[PDF]
Overview
Statistical natural language processing relies on probabilistic models of linguistic structure. More complex models can help capture our intuitions about language, by adding linguistically meaningful interactions and latent variables. However, inference and learning in the models we want often poses a serious computational challenge. Belief propagation (BP) and its variants provide an attractive approximate solution, especially using recent training methods. These approaches can handle joint models of interacting components, are computationally efficient, and have extended the state-of-the-art on a number of common NLP tasks, including dependency parsing, modeling of morphological paradigms, CCG parsing, phrase extraction, semantic role labeling, and information extraction (Smith and Eisner, 2008; Dreyer and Eisner, 2009; Auli and Lopez, 2011; Burkett and Klein, 2012; Naradowsky et al., 2012; Stoyanov and Eisner, 2012).
This tutorial delves into BP with an emphasis on recent advances that enable state-of-the-art performance in a variety of tasks. Our goal is to elucidate how these approaches can easily be applied to new problems. We also cover the theory underlying them. Our target audience is researchers in human language technologies; we do not assume familiarity with BP. In the first three sections, we discuss applications of BP to NLP problems, the basics of modeling with factor graphs and message passing, and the theoretical underpinnings of "what BP is doing" and how it relates to other inference techniques. In the second three sections, we cover key extensions to the standard BP algorithm to enable modeling of linguistic structure, efficient inference, and approximation-aware training. We survey a variety of software tools and introduce a new software framework that incorporates many of the modern approaches covered in this tutorial.
Outline
1. Probabilistic Modeling [15 min., Eisner]

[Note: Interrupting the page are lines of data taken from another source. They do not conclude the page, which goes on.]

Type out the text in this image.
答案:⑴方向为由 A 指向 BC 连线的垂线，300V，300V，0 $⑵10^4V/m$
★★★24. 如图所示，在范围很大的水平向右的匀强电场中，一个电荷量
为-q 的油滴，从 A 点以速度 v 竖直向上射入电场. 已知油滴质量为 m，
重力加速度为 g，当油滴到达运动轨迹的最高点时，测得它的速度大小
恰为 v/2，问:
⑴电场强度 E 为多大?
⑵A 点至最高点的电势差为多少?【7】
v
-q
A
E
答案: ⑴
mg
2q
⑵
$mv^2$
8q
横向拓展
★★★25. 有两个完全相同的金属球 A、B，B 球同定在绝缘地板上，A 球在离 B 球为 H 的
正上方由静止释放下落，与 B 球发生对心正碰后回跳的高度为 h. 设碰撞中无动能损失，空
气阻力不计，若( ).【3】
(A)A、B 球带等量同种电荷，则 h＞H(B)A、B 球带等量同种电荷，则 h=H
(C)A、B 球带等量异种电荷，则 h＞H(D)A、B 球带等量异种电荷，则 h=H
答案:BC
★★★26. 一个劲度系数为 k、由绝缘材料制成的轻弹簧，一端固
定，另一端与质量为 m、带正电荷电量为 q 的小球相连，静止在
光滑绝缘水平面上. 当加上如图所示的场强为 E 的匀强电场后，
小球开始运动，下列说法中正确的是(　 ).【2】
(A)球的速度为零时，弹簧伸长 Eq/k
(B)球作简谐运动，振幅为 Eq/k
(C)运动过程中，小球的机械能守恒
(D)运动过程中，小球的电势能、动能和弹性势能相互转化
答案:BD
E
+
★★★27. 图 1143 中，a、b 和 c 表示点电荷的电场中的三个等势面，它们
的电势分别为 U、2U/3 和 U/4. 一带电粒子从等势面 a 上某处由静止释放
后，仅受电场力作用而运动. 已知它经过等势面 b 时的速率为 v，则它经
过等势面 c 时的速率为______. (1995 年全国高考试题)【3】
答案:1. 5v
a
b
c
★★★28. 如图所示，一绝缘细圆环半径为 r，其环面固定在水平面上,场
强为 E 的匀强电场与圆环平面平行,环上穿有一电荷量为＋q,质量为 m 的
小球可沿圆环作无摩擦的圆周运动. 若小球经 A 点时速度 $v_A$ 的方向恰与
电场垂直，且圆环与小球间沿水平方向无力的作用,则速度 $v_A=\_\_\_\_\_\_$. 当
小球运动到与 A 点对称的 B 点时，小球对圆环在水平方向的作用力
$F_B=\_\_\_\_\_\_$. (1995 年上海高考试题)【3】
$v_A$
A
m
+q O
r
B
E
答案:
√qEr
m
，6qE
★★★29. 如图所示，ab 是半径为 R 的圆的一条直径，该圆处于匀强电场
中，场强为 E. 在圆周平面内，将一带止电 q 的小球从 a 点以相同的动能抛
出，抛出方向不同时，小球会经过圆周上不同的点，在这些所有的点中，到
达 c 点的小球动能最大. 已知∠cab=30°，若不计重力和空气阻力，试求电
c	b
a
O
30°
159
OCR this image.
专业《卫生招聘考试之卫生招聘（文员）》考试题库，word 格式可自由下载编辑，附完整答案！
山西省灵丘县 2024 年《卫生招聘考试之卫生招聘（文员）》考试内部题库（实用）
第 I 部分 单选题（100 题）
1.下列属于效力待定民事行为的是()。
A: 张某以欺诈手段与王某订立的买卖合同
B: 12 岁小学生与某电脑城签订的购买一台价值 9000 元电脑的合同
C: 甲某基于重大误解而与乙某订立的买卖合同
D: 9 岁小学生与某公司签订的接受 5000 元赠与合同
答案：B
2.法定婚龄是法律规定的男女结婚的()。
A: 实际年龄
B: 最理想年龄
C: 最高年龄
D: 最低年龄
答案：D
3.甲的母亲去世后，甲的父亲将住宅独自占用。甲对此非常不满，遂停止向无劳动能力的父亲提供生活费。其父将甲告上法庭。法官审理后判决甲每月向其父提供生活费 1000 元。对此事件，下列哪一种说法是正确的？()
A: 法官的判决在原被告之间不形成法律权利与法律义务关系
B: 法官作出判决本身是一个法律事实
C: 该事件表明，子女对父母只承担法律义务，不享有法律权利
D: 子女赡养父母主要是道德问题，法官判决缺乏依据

- Intro: Modeling with factor graphs
- Constituency and dependency parsing
- Joint CCG Parsing and supertagging
- Transliteration; Morphology
- Alignment; Phrase extraction
- Joint models for NLP; Semantic role labeling; Targeted
sentiment
- Variable-centric view of the world
2. Belief Propagation Basics [40 min., Eisner]
- Messages and beliefs
- Sum-product algorithm
- Relation to the forward-backward and Viterbi algorithms
- BP as dynamic programming
- Acyclic vs. loopy graphs
3. Theory [25 min., Gormley]
- From sum-product to max-product
- From arc consistency to BP
- From Gibbs sampling to particle BP to BP
- Convergence properties
- Bethe free energy
4. Incorporating Structure into Factors and Variables [30 min., Gormley]
- Embedding dynamic programs (e.g. inside-outside) within factors
- String-valued variables and finite state machines
5. Message approximation and scheduling [20 min., Eisner]
- Computing fewer messages
- Pruning messages
- Expectation Propagation and Penalized EP
6. Approximation-aware Training [30 min., Gormley]
- Empirical risk minimization under approximations (ERMA)
- BP as a computational expression graph
- Automatic differentiation (AD)
7. Software [10 min., Gormley]
Instructors
Matt Gormley is a PhD student at Johns Hopkins University working with Mark Dredze and Jason Eisner. His current research focuses on joint modeling of multiple linguistic strata in learning settings where supervised resources are scarce. He has authored papers in a variety of areas including topic modeling, global optimization, semantic role labeling, relation extraction, and grammar induction.
http://www.cs.jhu.edu/~mrg/
Jason Eisner is a Professor in Computer Science and Cognitive Science at Johns Hopkins University, where he has received two school-wide awards for excellence in teaching. His 90+ papers have presented many models and algorithms spanning numerous areas of NLP. His goal is to develop the probabilistic modeling, inference, and learning techniques needed for a unified model of all kinds of linguistic structure. In particular, he and his students introduced structured belief propagation (which incorporates classical NLP models and their associated dynamic programming algorithms), as well as loss-calibrated training for use with belief propagation.
http://www.cs.jhu.edu/~jason/